The hotel was built by Buenos Aires businessman and socialite Dr. Rafael de Miero, who had been to Paris in the early 1920s and wanted to bring a comparably grand Belle Epoque hotel to his then-flourishing hometown. He bought and demolished a large house on the corner of Avenida Alvear and Ayacucho in 1922, which began the decade-long on-again, off-again project, which finally opened in 1932. A success, it was expanded in 1940, consuming another old mansion on Avenida Alvear.[1]

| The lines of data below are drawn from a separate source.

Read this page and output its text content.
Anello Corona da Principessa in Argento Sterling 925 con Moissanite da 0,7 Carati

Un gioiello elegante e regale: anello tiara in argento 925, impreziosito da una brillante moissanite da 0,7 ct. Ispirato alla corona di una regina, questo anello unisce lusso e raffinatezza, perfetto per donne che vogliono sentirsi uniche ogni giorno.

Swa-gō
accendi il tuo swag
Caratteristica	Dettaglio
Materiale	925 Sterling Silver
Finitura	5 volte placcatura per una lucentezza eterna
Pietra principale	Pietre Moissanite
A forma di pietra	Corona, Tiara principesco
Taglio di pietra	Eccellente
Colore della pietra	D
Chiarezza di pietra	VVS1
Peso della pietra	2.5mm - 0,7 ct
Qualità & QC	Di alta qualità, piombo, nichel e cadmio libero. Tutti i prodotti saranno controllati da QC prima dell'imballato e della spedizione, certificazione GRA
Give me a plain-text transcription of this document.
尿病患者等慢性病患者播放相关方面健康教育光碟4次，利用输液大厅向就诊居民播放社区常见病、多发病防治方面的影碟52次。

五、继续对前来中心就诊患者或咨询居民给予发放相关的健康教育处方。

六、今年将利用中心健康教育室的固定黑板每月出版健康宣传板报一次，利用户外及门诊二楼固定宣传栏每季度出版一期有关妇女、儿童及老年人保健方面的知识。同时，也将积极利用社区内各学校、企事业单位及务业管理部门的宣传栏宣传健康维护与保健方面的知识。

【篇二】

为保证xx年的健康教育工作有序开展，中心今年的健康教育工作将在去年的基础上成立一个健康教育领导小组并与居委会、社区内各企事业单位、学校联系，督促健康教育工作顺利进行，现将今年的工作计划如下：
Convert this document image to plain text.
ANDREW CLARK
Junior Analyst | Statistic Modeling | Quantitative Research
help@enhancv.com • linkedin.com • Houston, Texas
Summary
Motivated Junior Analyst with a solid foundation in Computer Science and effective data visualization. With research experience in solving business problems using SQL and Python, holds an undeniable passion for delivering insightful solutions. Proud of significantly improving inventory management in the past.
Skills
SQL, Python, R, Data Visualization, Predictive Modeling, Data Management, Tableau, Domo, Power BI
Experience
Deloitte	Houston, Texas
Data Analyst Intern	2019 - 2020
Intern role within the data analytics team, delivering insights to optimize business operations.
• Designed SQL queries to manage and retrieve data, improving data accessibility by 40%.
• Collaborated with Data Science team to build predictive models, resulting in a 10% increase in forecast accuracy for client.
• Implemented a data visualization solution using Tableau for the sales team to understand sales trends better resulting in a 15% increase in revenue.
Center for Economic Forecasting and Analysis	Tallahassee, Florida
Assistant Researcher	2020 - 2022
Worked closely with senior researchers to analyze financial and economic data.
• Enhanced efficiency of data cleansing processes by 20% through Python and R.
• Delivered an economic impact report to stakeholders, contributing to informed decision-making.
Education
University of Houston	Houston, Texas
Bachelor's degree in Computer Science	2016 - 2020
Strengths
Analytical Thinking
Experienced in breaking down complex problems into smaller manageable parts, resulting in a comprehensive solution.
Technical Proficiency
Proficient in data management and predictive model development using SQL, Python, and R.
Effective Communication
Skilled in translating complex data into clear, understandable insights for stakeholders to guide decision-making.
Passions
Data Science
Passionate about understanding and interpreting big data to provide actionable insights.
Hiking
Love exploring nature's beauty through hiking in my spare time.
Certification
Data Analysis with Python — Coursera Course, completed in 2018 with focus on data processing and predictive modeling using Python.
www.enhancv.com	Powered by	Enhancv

In 1970, ownership passed to the 26-year-old Andreas von Salm-Kyrburg Wernitz, Duke of Hornes, Spanish cousin of King Juan Carlos I,[2] who presided over the hotel's slow decline as a result of labour disputes and a general Argentinian economic stagnation. With bankruptcy threatening, in 1978, Wernitz sold the hotel to the Aragon Hotel Group, and since 1984, it's been part of David Sutton Dabbah's Alvear Luxury Hotels.